In a major speech on May 19, President Obama said that a new Palestinian state should be based on return of the territories captured by Israel in the 1967 War (with the exception of minor adjustments to be negotiated between Israel and the Palestinian Authority). Although the White House denies this represents a new position, it is, in fact, a radical departure from what America has been saying, at least publicly.

This advice comes unbidden from a nation where, according to a recent poll, the majority still believes it’s unnecessary to cut Medicare or Social Security benefits to keep these programs solvent, congressional Republicans insist a trillion-dollar-a-year budget hole doesn’t justify tax increases, and consumers bellyache about $4-a-gallon gasoline, half the cost at the pump in Europe.

When Pres. Obama suddenly pronounced that Israel should completely surrender a narrow strip of land that may spell the difference between life and death for many Israelis, he was not suggesting a concession that was in Israel’s best interests but in the best interests of the U.S.

The long unresolved question of how to establish a Palestinian state on the West Bank is a thorn in America’s side.

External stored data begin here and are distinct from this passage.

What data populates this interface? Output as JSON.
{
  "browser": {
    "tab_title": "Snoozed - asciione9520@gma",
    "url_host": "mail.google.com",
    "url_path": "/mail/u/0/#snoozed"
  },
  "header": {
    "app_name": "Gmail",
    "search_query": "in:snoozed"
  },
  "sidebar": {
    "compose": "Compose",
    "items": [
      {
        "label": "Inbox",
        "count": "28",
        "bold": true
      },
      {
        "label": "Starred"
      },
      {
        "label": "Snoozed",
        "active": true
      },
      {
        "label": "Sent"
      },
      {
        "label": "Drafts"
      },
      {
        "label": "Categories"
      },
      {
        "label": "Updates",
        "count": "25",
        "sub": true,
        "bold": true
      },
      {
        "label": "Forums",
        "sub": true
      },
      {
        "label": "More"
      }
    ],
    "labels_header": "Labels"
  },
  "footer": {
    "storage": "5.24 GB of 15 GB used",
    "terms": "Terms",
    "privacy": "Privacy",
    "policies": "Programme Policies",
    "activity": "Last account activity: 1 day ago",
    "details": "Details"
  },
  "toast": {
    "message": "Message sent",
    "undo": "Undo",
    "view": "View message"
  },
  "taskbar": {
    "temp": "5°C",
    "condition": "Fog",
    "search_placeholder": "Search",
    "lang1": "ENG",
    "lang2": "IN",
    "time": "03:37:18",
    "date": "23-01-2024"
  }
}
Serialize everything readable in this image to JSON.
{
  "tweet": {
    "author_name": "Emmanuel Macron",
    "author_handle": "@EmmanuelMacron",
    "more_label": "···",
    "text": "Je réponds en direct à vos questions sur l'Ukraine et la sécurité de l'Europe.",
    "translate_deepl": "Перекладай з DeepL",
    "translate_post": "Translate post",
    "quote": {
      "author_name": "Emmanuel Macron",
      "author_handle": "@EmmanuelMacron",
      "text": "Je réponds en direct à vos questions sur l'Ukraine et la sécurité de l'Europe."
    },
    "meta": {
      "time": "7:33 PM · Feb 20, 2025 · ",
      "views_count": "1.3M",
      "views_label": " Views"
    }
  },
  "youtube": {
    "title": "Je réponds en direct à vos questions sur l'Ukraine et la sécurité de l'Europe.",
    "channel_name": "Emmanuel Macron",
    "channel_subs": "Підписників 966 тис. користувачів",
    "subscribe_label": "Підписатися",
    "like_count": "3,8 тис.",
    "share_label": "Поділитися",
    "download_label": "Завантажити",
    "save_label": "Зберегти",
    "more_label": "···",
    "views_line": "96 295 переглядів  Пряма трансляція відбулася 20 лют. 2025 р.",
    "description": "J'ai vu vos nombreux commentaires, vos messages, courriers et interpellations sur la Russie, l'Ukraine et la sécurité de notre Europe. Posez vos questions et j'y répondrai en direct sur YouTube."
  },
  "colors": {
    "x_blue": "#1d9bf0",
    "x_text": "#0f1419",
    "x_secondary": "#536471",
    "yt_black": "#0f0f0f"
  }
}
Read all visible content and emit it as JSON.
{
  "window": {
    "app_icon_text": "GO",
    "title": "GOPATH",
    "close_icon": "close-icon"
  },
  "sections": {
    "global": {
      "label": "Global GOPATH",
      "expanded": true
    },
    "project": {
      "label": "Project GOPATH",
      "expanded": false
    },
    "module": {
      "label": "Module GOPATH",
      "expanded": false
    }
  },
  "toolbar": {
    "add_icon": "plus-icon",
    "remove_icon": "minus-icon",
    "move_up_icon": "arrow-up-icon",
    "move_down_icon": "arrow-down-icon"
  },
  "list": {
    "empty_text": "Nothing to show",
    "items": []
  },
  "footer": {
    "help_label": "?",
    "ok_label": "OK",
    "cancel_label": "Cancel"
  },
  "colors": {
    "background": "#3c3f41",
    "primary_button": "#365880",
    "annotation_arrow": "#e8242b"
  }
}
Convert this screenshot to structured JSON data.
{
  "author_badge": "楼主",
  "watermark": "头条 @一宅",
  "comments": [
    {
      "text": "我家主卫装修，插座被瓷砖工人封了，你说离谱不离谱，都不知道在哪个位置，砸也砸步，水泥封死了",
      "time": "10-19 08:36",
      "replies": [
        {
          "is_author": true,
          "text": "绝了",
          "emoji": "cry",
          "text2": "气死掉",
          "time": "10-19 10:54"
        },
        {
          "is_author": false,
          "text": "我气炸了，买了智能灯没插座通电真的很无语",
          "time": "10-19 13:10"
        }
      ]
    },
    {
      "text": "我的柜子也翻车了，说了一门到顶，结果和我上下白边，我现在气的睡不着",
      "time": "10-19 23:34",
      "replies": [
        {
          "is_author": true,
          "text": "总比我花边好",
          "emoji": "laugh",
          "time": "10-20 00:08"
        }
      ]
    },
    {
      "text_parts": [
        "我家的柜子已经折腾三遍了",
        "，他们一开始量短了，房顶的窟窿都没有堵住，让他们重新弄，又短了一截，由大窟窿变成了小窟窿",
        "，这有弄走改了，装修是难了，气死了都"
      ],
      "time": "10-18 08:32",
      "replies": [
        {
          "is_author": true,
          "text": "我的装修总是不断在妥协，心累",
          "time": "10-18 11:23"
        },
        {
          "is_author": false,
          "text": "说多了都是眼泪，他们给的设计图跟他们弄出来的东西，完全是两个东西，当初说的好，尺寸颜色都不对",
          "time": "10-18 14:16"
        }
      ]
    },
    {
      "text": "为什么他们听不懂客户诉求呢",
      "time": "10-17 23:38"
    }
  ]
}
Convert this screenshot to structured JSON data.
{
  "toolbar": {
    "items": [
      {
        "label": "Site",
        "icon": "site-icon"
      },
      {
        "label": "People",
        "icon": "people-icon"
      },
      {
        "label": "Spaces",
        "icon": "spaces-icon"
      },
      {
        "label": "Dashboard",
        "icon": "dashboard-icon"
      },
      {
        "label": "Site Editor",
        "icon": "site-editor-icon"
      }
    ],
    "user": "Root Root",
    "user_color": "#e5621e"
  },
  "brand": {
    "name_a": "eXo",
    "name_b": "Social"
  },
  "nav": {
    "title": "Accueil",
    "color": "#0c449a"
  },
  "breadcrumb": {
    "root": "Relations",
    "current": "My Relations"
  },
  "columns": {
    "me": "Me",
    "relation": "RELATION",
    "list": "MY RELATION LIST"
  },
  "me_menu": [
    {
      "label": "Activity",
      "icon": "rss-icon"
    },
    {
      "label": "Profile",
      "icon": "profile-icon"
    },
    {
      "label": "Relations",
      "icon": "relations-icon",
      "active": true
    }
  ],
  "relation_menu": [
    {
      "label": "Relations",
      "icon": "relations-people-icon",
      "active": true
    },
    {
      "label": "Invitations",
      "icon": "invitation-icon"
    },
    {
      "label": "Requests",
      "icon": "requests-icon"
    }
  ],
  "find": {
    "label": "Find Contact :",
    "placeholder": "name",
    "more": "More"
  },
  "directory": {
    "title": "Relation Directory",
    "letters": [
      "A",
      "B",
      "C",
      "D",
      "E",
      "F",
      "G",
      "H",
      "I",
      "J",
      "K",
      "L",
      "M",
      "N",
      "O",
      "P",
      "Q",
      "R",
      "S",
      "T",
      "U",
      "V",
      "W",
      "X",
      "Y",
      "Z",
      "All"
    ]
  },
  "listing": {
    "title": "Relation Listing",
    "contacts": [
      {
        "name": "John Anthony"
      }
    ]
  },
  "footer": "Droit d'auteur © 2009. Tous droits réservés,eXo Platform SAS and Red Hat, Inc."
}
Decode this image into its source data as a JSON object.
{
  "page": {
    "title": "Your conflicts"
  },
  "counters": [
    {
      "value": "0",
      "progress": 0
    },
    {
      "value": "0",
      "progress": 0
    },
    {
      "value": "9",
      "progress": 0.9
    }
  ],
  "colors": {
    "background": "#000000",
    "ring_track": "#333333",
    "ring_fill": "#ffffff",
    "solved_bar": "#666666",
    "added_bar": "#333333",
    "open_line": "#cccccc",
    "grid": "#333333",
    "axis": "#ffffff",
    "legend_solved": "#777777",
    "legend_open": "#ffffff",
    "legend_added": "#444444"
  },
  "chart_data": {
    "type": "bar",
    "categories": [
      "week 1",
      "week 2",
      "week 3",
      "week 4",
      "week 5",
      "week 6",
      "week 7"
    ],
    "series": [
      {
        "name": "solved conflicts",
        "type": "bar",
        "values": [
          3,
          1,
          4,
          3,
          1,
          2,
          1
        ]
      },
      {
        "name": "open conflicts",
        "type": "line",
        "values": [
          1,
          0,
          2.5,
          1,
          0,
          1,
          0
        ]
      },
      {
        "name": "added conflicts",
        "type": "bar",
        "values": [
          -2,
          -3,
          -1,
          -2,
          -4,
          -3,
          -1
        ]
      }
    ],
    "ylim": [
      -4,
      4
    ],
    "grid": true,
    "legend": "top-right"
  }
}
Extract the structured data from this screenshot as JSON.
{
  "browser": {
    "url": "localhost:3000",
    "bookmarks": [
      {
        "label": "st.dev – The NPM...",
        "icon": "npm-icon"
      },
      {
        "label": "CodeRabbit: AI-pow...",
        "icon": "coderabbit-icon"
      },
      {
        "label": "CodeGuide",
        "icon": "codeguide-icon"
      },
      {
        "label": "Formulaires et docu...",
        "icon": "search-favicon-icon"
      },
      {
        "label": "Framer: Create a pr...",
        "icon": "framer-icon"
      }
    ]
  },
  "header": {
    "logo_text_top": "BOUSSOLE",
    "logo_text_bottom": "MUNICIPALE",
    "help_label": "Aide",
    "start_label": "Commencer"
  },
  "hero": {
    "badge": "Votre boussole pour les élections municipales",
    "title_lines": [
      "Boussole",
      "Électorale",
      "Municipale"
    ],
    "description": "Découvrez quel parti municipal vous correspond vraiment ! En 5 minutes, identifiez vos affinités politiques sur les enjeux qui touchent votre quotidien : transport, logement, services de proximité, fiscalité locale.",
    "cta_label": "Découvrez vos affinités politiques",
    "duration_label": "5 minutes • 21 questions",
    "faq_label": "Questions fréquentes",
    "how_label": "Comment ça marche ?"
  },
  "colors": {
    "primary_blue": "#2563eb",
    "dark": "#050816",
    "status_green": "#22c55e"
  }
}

It has helped keep the Middle East in a chronic state of simmering conflict. It provides a great propaganda tool for El Qaeda, the Taliban and other Islamic terrorist groups. And it gives hostile Iran and Syria a convenient excuse to extend their influence into Lebanon and Gaza.

In the wake of the “Arab Spring,” which has quickly toppled authoritarian governments in Tunisia and Egypt and threatened the grip of others in Libya, Syria and Yemen, Obama clearly saw a golden statesmanlike opportunity to bring long-term peace, stability and democracy to the entire Middle East. He wanted to coax Israel into facilitating that dramatic development.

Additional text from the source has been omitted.